IIT Madras collaborates with NASA JPL to study microbes aboard ISS
The Indian Institute of Technology (IIT) Madras has announced a collaborative study with the Jet Propulsion Laboratory (JPL), the research hub of central US space agency National Aeronautics and Space Administration (NASA), to study the impact of microorganisms aboard the International Space Station. Observations from the research project will help create medical solutions to aid astronauts in long term human missions in space.
Explaining the observations, Karthik Raman, assistant professor at the department of biotechnology, IIT Madras, said that the collection of microbes, which includes a variety of bacteria and fungi, have occurred over time due to the astronauts that have been aboard the ISS over the past decades.
“Even though the ISS is a highly sterile environment, these microbes can play a big role in the way human presence in a space environment works — which our research work sought to highlight,” Raman said.
To be sure, this is not the first project of its kind designed to study the role of microbes in space. In March last year, a research project by the School of Life Sciences, University of Hyderabad — in association with NASA’s JPL — found a unique strain of bacteria that evolved in the environment of the ISS.
According to the project, three previously unknown bacteria strains were discovered aboard the ISS, which the scientists concluded could be vital in understanding the potential of plant growth in future long-term missions in space.

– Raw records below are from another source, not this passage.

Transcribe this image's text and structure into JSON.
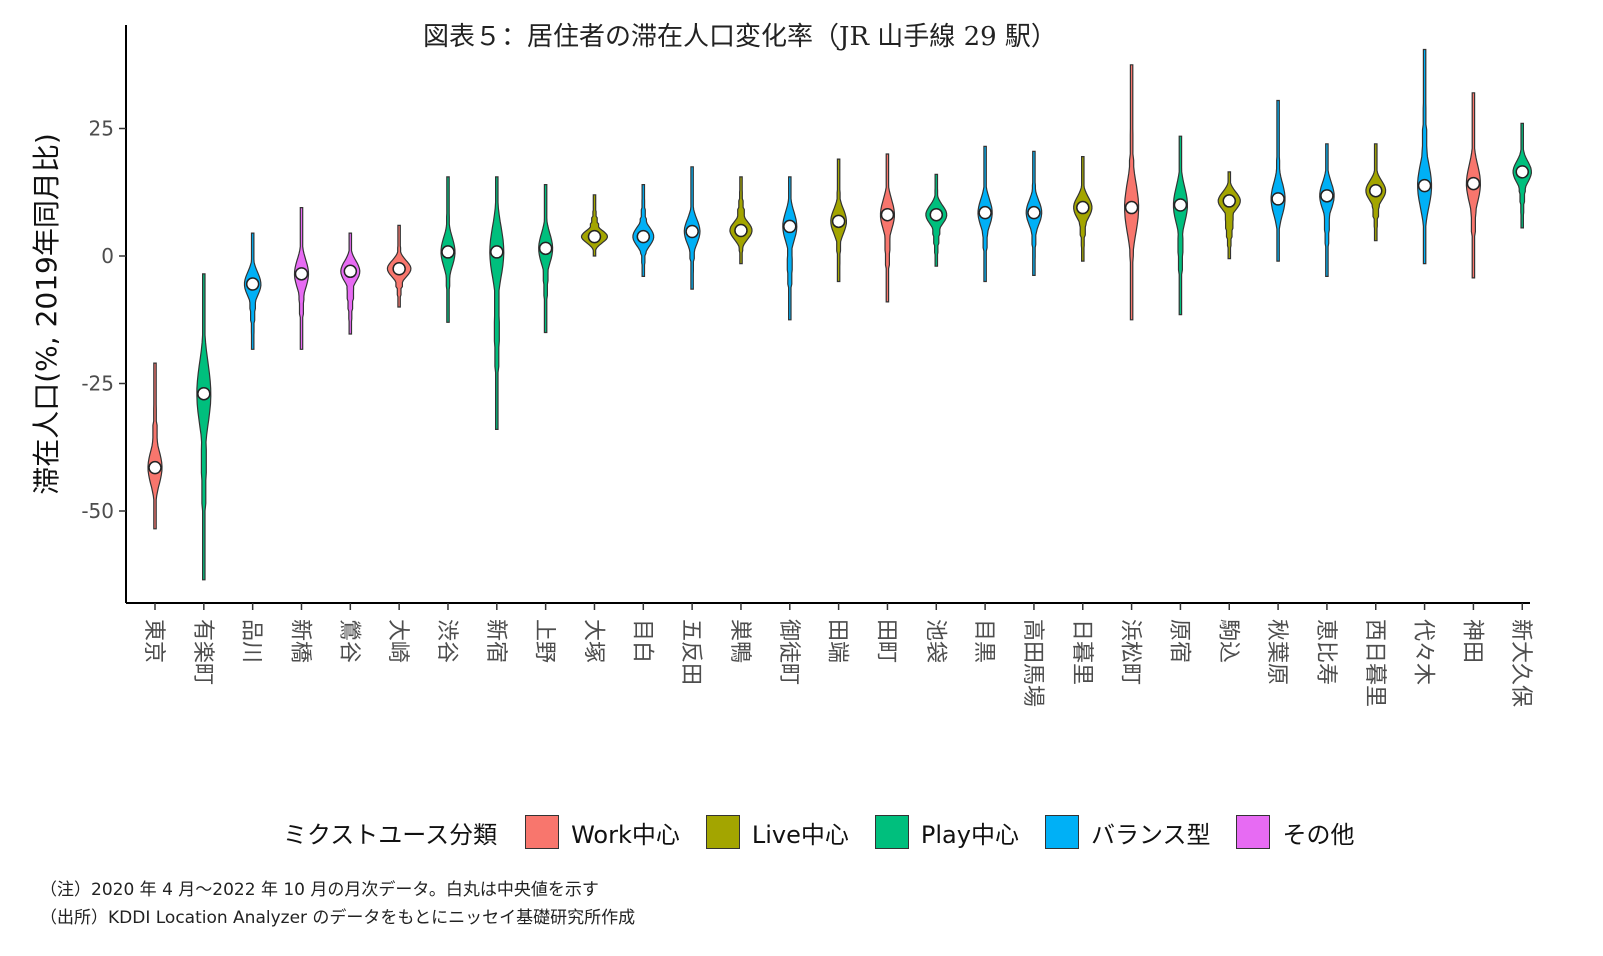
{
  "title": "図表５：居住者の滞在人口変化率（JR 山手線 29 駅）",
  "chart_data": {
    "type": "violin",
    "ylabel": "滞在人口(%, 2019年同月比)",
    "xlabel": "",
    "ylim": [
      -63,
      40
    ],
    "yticks": [
      25,
      0,
      -25,
      -50
    ],
    "ytick_labels": [
      "25",
      "0",
      "-25",
      "-50"
    ],
    "categories": [
      "東京",
      "有楽町",
      "品川",
      "新橋",
      "鶯谷",
      "大崎",
      "渋谷",
      "新宿",
      "上野",
      "大塚",
      "目白",
      "五反田",
      "巣鴨",
      "御徒町",
      "田端",
      "田町",
      "池袋",
      "目黒",
      "高田馬場",
      "日暮里",
      "浜松町",
      "原宿",
      "駒込",
      "秋葉原",
      "恵比寿",
      "西日暮里",
      "代々木",
      "神田",
      "新大久保"
    ],
    "groups": [
      "Work中心",
      "Play中心",
      "バランス型",
      "その他",
      "その他",
      "Work中心",
      "Play中心",
      "Play中心",
      "Play中心",
      "Live中心",
      "バランス型",
      "バランス型",
      "Live中心",
      "バランス型",
      "Live中心",
      "Work中心",
      "Play中心",
      "バランス型",
      "バランス型",
      "Live中心",
      "Work中心",
      "Play中心",
      "Live中心",
      "バランス型",
      "バランス型",
      "Live中心",
      "バランス型",
      "Work中心",
      "Play中心"
    ],
    "medians": [
      -41.5,
      -27,
      -5.5,
      -3.5,
      -3,
      -2.5,
      0.8,
      0.8,
      1.5,
      3.8,
      3.8,
      4.8,
      5,
      5.8,
      6.8,
      8.1,
      8.1,
      8.5,
      8.5,
      9.5,
      9.5,
      10,
      10.8,
      11.2,
      11.8,
      12.8,
      13.8,
      14.2,
      16.5
    ],
    "mins": [
      -53.5,
      -63.5,
      -18.3,
      -18.3,
      -15.3,
      -10,
      -13,
      -34,
      -15,
      0,
      -4,
      -6.5,
      -1.5,
      -12.5,
      -5,
      -9,
      -2,
      -5,
      -3.8,
      -1,
      -12.5,
      -11.5,
      -0.5,
      -1,
      -4,
      3,
      -1.5,
      -4.3,
      5.5
    ],
    "maxs": [
      -21,
      -3.5,
      4.5,
      9.5,
      4.5,
      6,
      15.5,
      15.5,
      14,
      12,
      14,
      17.5,
      15.5,
      15.5,
      19,
      20,
      16,
      21.5,
      20.5,
      19.5,
      37.5,
      23.5,
      16.5,
      30.5,
      22,
      22,
      40.5,
      32,
      26
    ],
    "legend": {
      "title": "ミクストユース分類",
      "entries": [
        {
          "label": "Work中心",
          "color": "#F8766D"
        },
        {
          "label": "Live中心",
          "color": "#A3A500"
        },
        {
          "label": "Play中心",
          "color": "#00BF7D"
        },
        {
          "label": "バランス型",
          "color": "#00B0F6"
        },
        {
          "label": "その他",
          "color": "#E76BF3"
        }
      ],
      "placement": "bottom"
    },
    "median_marker": "white-circle"
  },
  "notes": [
    "（注）2020 年 4 月～2022 年 10 月の月次データ。白丸は中央値を示す",
    "（出所）KDDI Location Analyzer のデータをもとにニッセイ基礎研究所作成"
  ]
}
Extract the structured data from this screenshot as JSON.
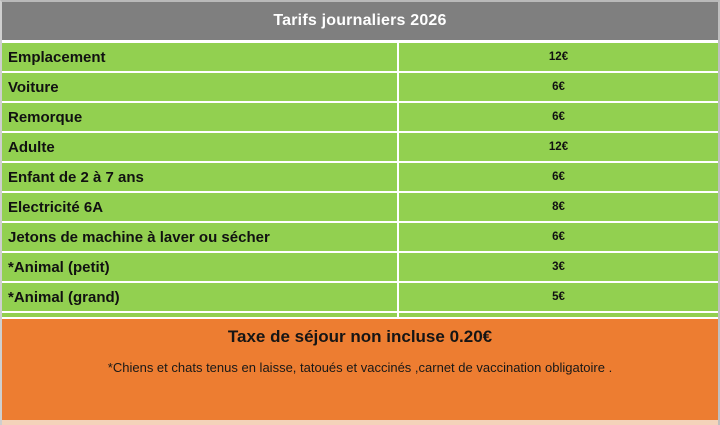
{
  "table": {
    "title": "Tarifs journaliers 2026",
    "rows": [
      {
        "label": "Emplacement",
        "price": "12€"
      },
      {
        "label": "Voiture",
        "price": "6€"
      },
      {
        "label": "Remorque",
        "price": "6€"
      },
      {
        "label": "Adulte",
        "price": "12€"
      },
      {
        "label": "Enfant de 2 à 7 ans",
        "price": "6€"
      },
      {
        "label": "Electricité 6A",
        "price": "8€"
      },
      {
        "label": "Jetons de machine à laver ou sécher",
        "price": "6€"
      },
      {
        "label": "*Animal (petit)",
        "price": "3€"
      },
      {
        "label": "*Animal (grand)",
        "price": "5€"
      }
    ]
  },
  "footer": {
    "title": "Taxe de séjour non incluse 0.20€",
    "note": "*Chiens et chats tenus en laisse, tatoués et vaccinés ,carnet de vaccination obligatoire ."
  },
  "colors": {
    "header_bg": "#7F7F7F",
    "row_bg": "#92D050",
    "footer_bg": "#ED7D31",
    "bottom_strip": "#F4D3BA",
    "grid_line": "#FFFFFF"
  }
}
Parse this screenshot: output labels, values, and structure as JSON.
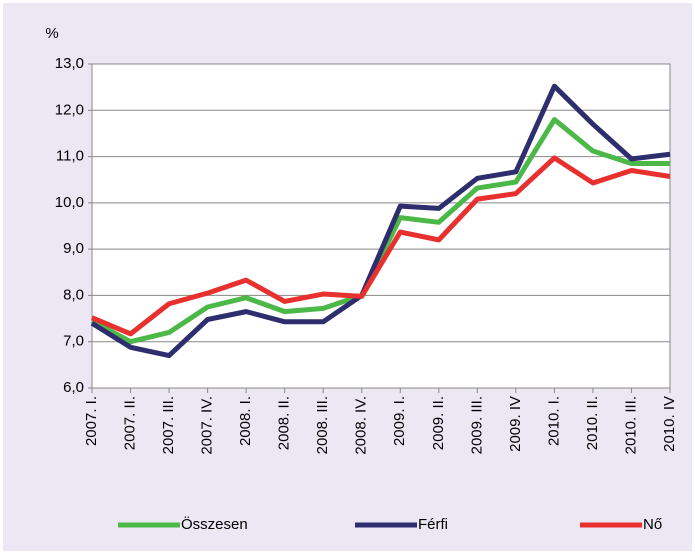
{
  "chart_data": {
    "type": "line",
    "y_label": "%",
    "categories": [
      "2007. I.",
      "2007. II.",
      "2007. III.",
      "2007. IV.",
      "2008. I.",
      "2008. II.",
      "2008. III.",
      "2008. IV.",
      "2009. I.",
      "2009. II.",
      "2009. III.",
      "2009. IV",
      "2010. I.",
      "2010. II.",
      "2010. III.",
      "2010. IV"
    ],
    "series": [
      {
        "name": "Összesen",
        "color": "#4cb848",
        "values": [
          7.45,
          7.0,
          7.2,
          7.75,
          7.95,
          7.65,
          7.72,
          8.0,
          9.68,
          9.58,
          10.32,
          10.45,
          11.8,
          11.12,
          10.85,
          10.85
        ]
      },
      {
        "name": "Férfi",
        "color": "#2e2d6e",
        "values": [
          7.4,
          6.88,
          6.7,
          7.48,
          7.65,
          7.43,
          7.43,
          8.0,
          9.93,
          9.88,
          10.53,
          10.67,
          12.52,
          11.7,
          10.95,
          11.05
        ]
      },
      {
        "name": "Nő",
        "color": "#e8312f",
        "values": [
          7.52,
          7.17,
          7.82,
          8.05,
          8.33,
          7.87,
          8.03,
          7.98,
          9.37,
          9.2,
          10.08,
          10.2,
          10.97,
          10.43,
          10.7,
          10.57
        ]
      }
    ],
    "ylim": [
      6,
      13
    ],
    "yticks": [
      {
        "value": 6,
        "label": "6,0"
      },
      {
        "value": 7,
        "label": "7,0"
      },
      {
        "value": 8,
        "label": "8,0"
      },
      {
        "value": 9,
        "label": "9,0"
      },
      {
        "value": 10,
        "label": "10,0"
      },
      {
        "value": 11,
        "label": "11,0"
      },
      {
        "value": 12,
        "label": "12,0"
      },
      {
        "value": 13,
        "label": "13,0"
      }
    ],
    "grid": true,
    "legend": "bottom"
  }
}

The IIT Madras study, however, applied computational models to understand metabolic interactions between these microbes — which can significantly alter the sterile environment of the ISS.
The research study was published in the Microbiome journal on July 6, and highlighted through its computational method that the interaction of the observed microbes could be beneficial to the symbiotic growth of these organisations even aboard the ISS — thus underlining their potential in supporting life in long duration space missions.